2. What changes did your group try to make, and what effect did they have on the crystals?
3. How many of your conditions yielded suitable crystals (nice ones, and only one to a few per well)? How many did the entire class get (use the email discussion to share and obtain this information)? Give the success fraction (number of conditions that gave crystals/number of different conditions that were set up) for your attempts, as well as for the entire class. What does this tell you about protein crystallization?
4. What methods can you think of to confirm that the crystals are lysozyme and not salt (many salt crystals are colorless as well)? Hint: think of protein properties and ways to assay or detect proteins, and focus on methods available in this lab.

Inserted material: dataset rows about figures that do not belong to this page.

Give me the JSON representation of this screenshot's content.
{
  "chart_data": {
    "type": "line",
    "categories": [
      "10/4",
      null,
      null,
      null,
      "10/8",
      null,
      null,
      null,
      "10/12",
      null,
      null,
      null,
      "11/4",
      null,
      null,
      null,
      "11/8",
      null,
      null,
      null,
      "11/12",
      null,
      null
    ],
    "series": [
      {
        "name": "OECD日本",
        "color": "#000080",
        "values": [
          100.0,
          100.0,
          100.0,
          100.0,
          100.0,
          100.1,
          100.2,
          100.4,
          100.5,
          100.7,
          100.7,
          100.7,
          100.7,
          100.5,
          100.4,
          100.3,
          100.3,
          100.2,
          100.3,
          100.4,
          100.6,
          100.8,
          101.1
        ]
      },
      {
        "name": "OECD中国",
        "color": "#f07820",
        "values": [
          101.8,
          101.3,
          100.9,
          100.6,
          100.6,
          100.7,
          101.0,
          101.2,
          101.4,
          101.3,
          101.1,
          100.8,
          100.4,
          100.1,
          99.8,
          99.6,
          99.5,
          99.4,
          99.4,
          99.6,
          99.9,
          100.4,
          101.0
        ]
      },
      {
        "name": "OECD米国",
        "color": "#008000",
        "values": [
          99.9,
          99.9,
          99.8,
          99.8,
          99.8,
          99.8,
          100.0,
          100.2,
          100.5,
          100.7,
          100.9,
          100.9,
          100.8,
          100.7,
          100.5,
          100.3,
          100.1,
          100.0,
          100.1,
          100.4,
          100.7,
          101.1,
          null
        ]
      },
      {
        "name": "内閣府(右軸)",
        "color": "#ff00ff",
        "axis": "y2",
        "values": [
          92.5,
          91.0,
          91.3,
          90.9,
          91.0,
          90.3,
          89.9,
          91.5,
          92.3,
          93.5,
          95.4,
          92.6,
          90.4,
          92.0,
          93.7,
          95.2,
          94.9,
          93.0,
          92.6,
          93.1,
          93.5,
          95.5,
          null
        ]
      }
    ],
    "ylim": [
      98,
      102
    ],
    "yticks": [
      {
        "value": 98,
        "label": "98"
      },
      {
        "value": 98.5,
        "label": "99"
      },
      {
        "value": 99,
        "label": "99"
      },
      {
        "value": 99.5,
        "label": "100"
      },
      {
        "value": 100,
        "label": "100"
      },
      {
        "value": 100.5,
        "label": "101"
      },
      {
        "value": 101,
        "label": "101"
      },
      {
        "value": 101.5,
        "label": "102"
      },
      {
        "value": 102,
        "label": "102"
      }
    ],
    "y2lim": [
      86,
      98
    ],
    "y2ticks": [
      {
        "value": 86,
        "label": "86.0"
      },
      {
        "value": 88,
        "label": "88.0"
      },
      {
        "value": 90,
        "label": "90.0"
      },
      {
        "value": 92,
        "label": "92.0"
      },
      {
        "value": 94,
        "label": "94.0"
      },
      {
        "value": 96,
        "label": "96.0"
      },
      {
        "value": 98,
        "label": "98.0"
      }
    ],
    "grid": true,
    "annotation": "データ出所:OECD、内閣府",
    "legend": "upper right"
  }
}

5. Many protein crystals are formed at or near the pI of the protein being studied. Explain why the pI might be a good pH for crystal formation.
6. Why does vapor diffusion decrease the volume of the drop, rather than increasing it?
I'll transfer them from the camera to my computer. Then I'll email copies to you.
Turn in the following materials by 1:00 PM on the Monday specified on the lab calendar. Follow the guidelines for Laboratory Reports, being sure to include all specific materials listed here:
Turn in separately: Lab-Notebook Copy Sheets.